Él mismo sigue la técnica de construir un personaje escribiendo ocho folios de biografía en los que cuenta su vida entera desde el momento en que nace, qué música escucha, qué lee, qué hace en su tiempo libre y todo ello se lo entrega al actor y a los encargados de vestuario. Y es ahí dónde se construye al personaje, aunque no se hable de estos detalles en el guion, están ahí, lo hacen creíble. “No podemos escribir nada en el guion que no podamos comprobar”, subrayó para poner de manifiesto las diferencias entre las formas de narrar del cine y la literatura, porque en aquél “la ambigüedad de la palabra no existe”. 

Y en las películas, prosiguió Del Toro, “hay claves audiovisuales que, aunque no las puedas articular, las entiendes”, y eso se consigue porque el cine es “una fuente de imágenes inagotable”. Todo está en la pantalla, “lo que se codifica en una película la gente no lo nota la primera vez que lo ve, pero lo reconoce”. 

 “Hay claves audiovisuales que, aunque no las puedas articular, las entiendes”, y eso se consigue porque el cine es “una fuente de imágenes inagotable”

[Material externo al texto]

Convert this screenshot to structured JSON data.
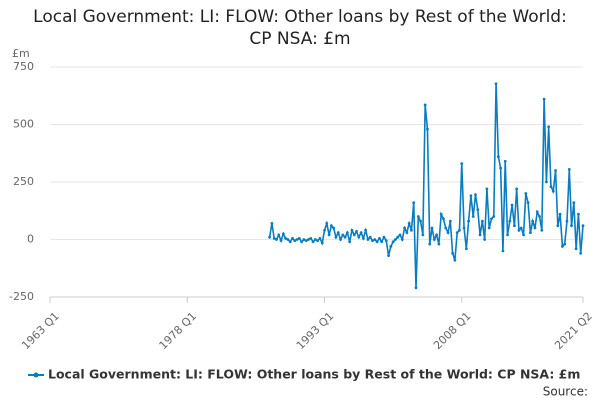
{
  "chart_data": {
    "type": "line",
    "title": "Local Government: LI: FLOW: Other loans by Rest of the World: CP NSA: £m",
    "y_label": "£m",
    "source": "Source:",
    "xlim": [
      1963,
      2021.25
    ],
    "xticks": [
      {
        "value": 1963,
        "label": "1963 Q1"
      },
      {
        "value": 1978,
        "label": "1978 Q1"
      },
      {
        "value": 1993,
        "label": "1993 Q1"
      },
      {
        "value": 2008,
        "label": "2008 Q1"
      },
      {
        "value": 2021.25,
        "label": "2021 Q2"
      }
    ],
    "ylim": [
      -250,
      750
    ],
    "yticks": [
      750,
      500,
      250,
      0,
      -250
    ],
    "grid": true,
    "legend": "bottom",
    "x": [
      1987,
      1987.25,
      1987.5,
      1987.75,
      1988,
      1988.25,
      1988.5,
      1988.75,
      1989,
      1989.25,
      1989.5,
      1989.75,
      1990,
      1990.25,
      1990.5,
      1990.75,
      1991,
      1991.25,
      1991.5,
      1991.75,
      1992,
      1992.25,
      1992.5,
      1992.75,
      1993,
      1993.25,
      1993.5,
      1993.75,
      1994,
      1994.25,
      1994.5,
      1994.75,
      1995,
      1995.25,
      1995.5,
      1995.75,
      1996,
      1996.25,
      1996.5,
      1996.75,
      1997,
      1997.25,
      1997.5,
      1997.75,
      1998,
      1998.25,
      1998.5,
      1998.75,
      1999,
      1999.25,
      1999.5,
      1999.75,
      2000,
      2000.25,
      2000.5,
      2000.75,
      2001,
      2001.25,
      2001.5,
      2001.75,
      2002,
      2002.25,
      2002.5,
      2002.75,
      2003,
      2003.25,
      2003.5,
      2003.75,
      2004,
      2004.25,
      2004.5,
      2004.75,
      2005,
      2005.25,
      2005.5,
      2005.75,
      2006,
      2006.25,
      2006.5,
      2006.75,
      2007,
      2007.25,
      2007.5,
      2007.75,
      2008,
      2008.25,
      2008.5,
      2008.75,
      2009,
      2009.25,
      2009.5,
      2009.75,
      2010,
      2010.25,
      2010.5,
      2010.75,
      2011,
      2011.25,
      2011.5,
      2011.75,
      2012,
      2012.25,
      2012.5,
      2012.75,
      2013,
      2013.25,
      2013.5,
      2013.75,
      2014,
      2014.25,
      2014.5,
      2014.75,
      2015,
      2015.25,
      2015.5,
      2015.75,
      2016,
      2016.25,
      2016.5,
      2016.75,
      2017,
      2017.25,
      2017.5,
      2017.75,
      2018,
      2018.25,
      2018.5,
      2018.75,
      2019,
      2019.25,
      2019.5,
      2019.75,
      2020,
      2020.25,
      2020.5,
      2020.75,
      2021,
      2021.25
    ],
    "series": [
      {
        "name": "Local Government: LI: FLOW: Other loans by Rest of the World: CP NSA: £m",
        "color": "#0a7cc1",
        "values": [
          10,
          70,
          5,
          0,
          20,
          -5,
          25,
          5,
          0,
          -10,
          5,
          -5,
          0,
          5,
          -10,
          0,
          -5,
          0,
          5,
          -10,
          0,
          -5,
          5,
          -15,
          40,
          70,
          20,
          60,
          50,
          10,
          30,
          0,
          20,
          10,
          30,
          -10,
          40,
          20,
          35,
          10,
          30,
          5,
          40,
          0,
          10,
          -5,
          0,
          -10,
          5,
          -10,
          10,
          -5,
          -70,
          -30,
          -10,
          0,
          10,
          20,
          0,
          50,
          30,
          70,
          40,
          160,
          -210,
          100,
          80,
          20,
          585,
          480,
          -20,
          50,
          0,
          20,
          -20,
          110,
          90,
          50,
          30,
          80,
          -60,
          -90,
          30,
          40,
          330,
          50,
          -40,
          80,
          190,
          100,
          195,
          130,
          20,
          80,
          0,
          220,
          50,
          90,
          100,
          677,
          360,
          310,
          -50,
          340,
          20,
          80,
          150,
          60,
          220,
          40,
          50,
          20,
          200,
          160,
          30,
          80,
          50,
          120,
          100,
          40,
          610,
          250,
          490,
          230,
          210,
          300,
          60,
          110,
          -30,
          -20,
          80,
          305,
          60,
          160,
          -40,
          110,
          -60,
          60
        ]
      }
    ]
  }
}
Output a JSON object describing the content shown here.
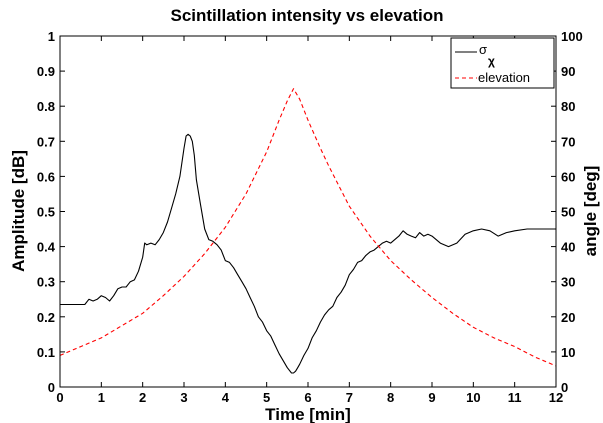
{
  "chart_data": {
    "type": "line",
    "title": "Scintillation intensity vs elevation",
    "xlabel": "Time [min]",
    "ylabel_left": "Amplitude [dB]",
    "ylabel_right": "angle [deg]",
    "xlim": [
      0,
      12
    ],
    "ylim_left": [
      0,
      1
    ],
    "ylim_right": [
      0,
      100
    ],
    "x_ticks": [
      "0",
      "1",
      "2",
      "3",
      "4",
      "5",
      "6",
      "7",
      "8",
      "9",
      "10",
      "11",
      "12"
    ],
    "y_ticks_left": [
      "0",
      "0.1",
      "0.2",
      "0.3",
      "0.4",
      "0.5",
      "0.6",
      "0.7",
      "0.8",
      "0.9",
      "1"
    ],
    "y_ticks_right": [
      "0",
      "10",
      "20",
      "30",
      "40",
      "50",
      "60",
      "70",
      "80",
      "90",
      "100"
    ],
    "grid": false,
    "legend_position": "top-right",
    "series": [
      {
        "name": "σχ",
        "name_main": "σ",
        "name_sub": "χ",
        "axis": "left",
        "color": "#000000",
        "style": "solid",
        "x": [
          0,
          0.5,
          0.6,
          0.7,
          0.8,
          0.9,
          1.0,
          1.1,
          1.2,
          1.3,
          1.4,
          1.5,
          1.6,
          1.7,
          1.8,
          1.9,
          2.0,
          2.05,
          2.1,
          2.2,
          2.3,
          2.4,
          2.5,
          2.6,
          2.7,
          2.8,
          2.9,
          3.0,
          3.05,
          3.1,
          3.15,
          3.2,
          3.25,
          3.3,
          3.4,
          3.5,
          3.6,
          3.7,
          3.8,
          3.9,
          4.0,
          4.1,
          4.2,
          4.3,
          4.4,
          4.5,
          4.6,
          4.7,
          4.8,
          4.9,
          5.0,
          5.1,
          5.2,
          5.3,
          5.4,
          5.5,
          5.6,
          5.65,
          5.7,
          5.75,
          5.8,
          5.9,
          6.0,
          6.1,
          6.2,
          6.3,
          6.4,
          6.5,
          6.6,
          6.7,
          6.8,
          6.9,
          7.0,
          7.1,
          7.2,
          7.3,
          7.4,
          7.5,
          7.6,
          7.7,
          7.8,
          7.9,
          8.0,
          8.1,
          8.2,
          8.3,
          8.4,
          8.5,
          8.6,
          8.7,
          8.8,
          8.9,
          9.0,
          9.2,
          9.4,
          9.6,
          9.8,
          10.0,
          10.2,
          10.4,
          10.6,
          10.8,
          11.0,
          11.3,
          11.6,
          12.0
        ],
        "values": [
          0.235,
          0.235,
          0.235,
          0.25,
          0.245,
          0.25,
          0.26,
          0.255,
          0.245,
          0.26,
          0.28,
          0.285,
          0.285,
          0.3,
          0.305,
          0.33,
          0.37,
          0.41,
          0.405,
          0.41,
          0.405,
          0.42,
          0.44,
          0.47,
          0.51,
          0.55,
          0.6,
          0.68,
          0.715,
          0.72,
          0.715,
          0.7,
          0.66,
          0.59,
          0.52,
          0.45,
          0.42,
          0.415,
          0.405,
          0.39,
          0.36,
          0.355,
          0.34,
          0.32,
          0.3,
          0.28,
          0.255,
          0.23,
          0.2,
          0.185,
          0.16,
          0.145,
          0.12,
          0.095,
          0.075,
          0.055,
          0.04,
          0.04,
          0.045,
          0.055,
          0.065,
          0.09,
          0.11,
          0.14,
          0.16,
          0.185,
          0.205,
          0.22,
          0.23,
          0.255,
          0.27,
          0.29,
          0.32,
          0.335,
          0.355,
          0.36,
          0.375,
          0.385,
          0.39,
          0.4,
          0.41,
          0.415,
          0.41,
          0.42,
          0.43,
          0.445,
          0.435,
          0.43,
          0.425,
          0.44,
          0.43,
          0.435,
          0.43,
          0.41,
          0.4,
          0.41,
          0.435,
          0.445,
          0.45,
          0.445,
          0.43,
          0.44,
          0.445,
          0.45,
          0.45,
          0.45
        ]
      },
      {
        "name": "elevation",
        "axis": "right",
        "color": "#ff0000",
        "style": "dashed",
        "x": [
          0,
          0.5,
          1,
          1.5,
          2,
          2.5,
          3,
          3.5,
          4,
          4.5,
          5,
          5.3,
          5.5,
          5.65,
          5.8,
          6,
          6.3,
          6.5,
          7,
          7.5,
          8,
          8.5,
          9,
          9.5,
          10,
          10.5,
          11,
          11.5,
          12
        ],
        "values": [
          9,
          11.5,
          14,
          17.5,
          21,
          26,
          31.5,
          38,
          45.5,
          55,
          67,
          76,
          81.5,
          85,
          82,
          76,
          68,
          63,
          51.5,
          43,
          36,
          30.5,
          25.5,
          21,
          17,
          14,
          11.5,
          8.5,
          6
        ]
      }
    ]
  }
}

Todo lo que está en el guion pasa al storyboard, de ahí al rodaje y luego al montaje. ¿Siempre? No, no siempre. Existe lo imprevisto, el accidente, o lo que es lo mismo, una gran oportunidad para encontrar nuevos caminos. “El verdadero director es quien puede orquestar un accidente”, aquel que aprovecha que “cuando pasa algo, puede ser mejor”. ¿Sabía siempre Stanley Kubrick lo que iba a pasar en Eyes wide shut? le preguntó en un ocasión Del Toro al actor protagonista de la cinta, Tom Cruise. “A veces no”, le respondió. Kubrick estaba ahí, agazapado, esperando que apareciese algo, lo que fuera, pero mejor de lo esperado. Y eso mismo le ocurrió a Del Toro en La forma del agua o El espinazo del diablo. Conclusión: “Detrás de cada accidente hay una oportunidad”. 

El cine de Del Toro tiene un toque artesanal -“me gusta que las películas se sientan hechas a mano, la teatralidad de la construcción”-, es heredero de lo que el director aprende -“Donde sea que estés hay algo que observar”- y aprovecha cualquier pormenor para narrar –“lo que haces es mentir con detalles”-. Así se consigue que “lo inexplicable pero que tiene coherencia, se entienda”. 

Guillermo del Toro se ha labrado la imagen de ser uno de los directores más personales del cine fantástico, donde su atracción por los monstruos es tal que él no teme caer en  el ridículo. “Si temes al ridículo nunca reconocerás lo sublime”, afirmó antes de defender lo raro, porque “un defecto es una virtud mal mirada”. Esta idea tiene mucho que ver con el camino que hay que tomar, si es el del director domesticado que sigue las pautas establecidas o si es el que hace justo lo que le dicen que evite. No hay dudas de cuál de los caminos ha tomado Del Toro, que entre otras cosas muestra una aversión a rodar publicidad. 

Del Toro defiende lo raro porque “un defecto es una virtud mal mirada”

Recuerda como los mandamases del cine trataban sin éxito de domesticar a George Miller o cómo un ya maduro Martin Scorsese se arriesgó al ridículo en El Lobo de Wall Street. Al final, se puede fracasar. Pero tampoco hay que hundirse, pues “el éxito puede desnortarte”, mientras que una de las virtudes de un director “es hacer las paces con el fracaso”. 

Y a todo esto , “¿Cómo se llama en España The Blues Brothers?”. “Se llama Granujas a todo ritmo”. Y el corpachón entero de Guillermo del Toro, este mexicano que tanto ha hecho por el cine fantástico y uno de los mejores intérpretes de la conexión de España con América, se echa a reír. “Granujas a todo ritmo”, repite como un niño al que la misma broma le hace disfrutar una y otra vez.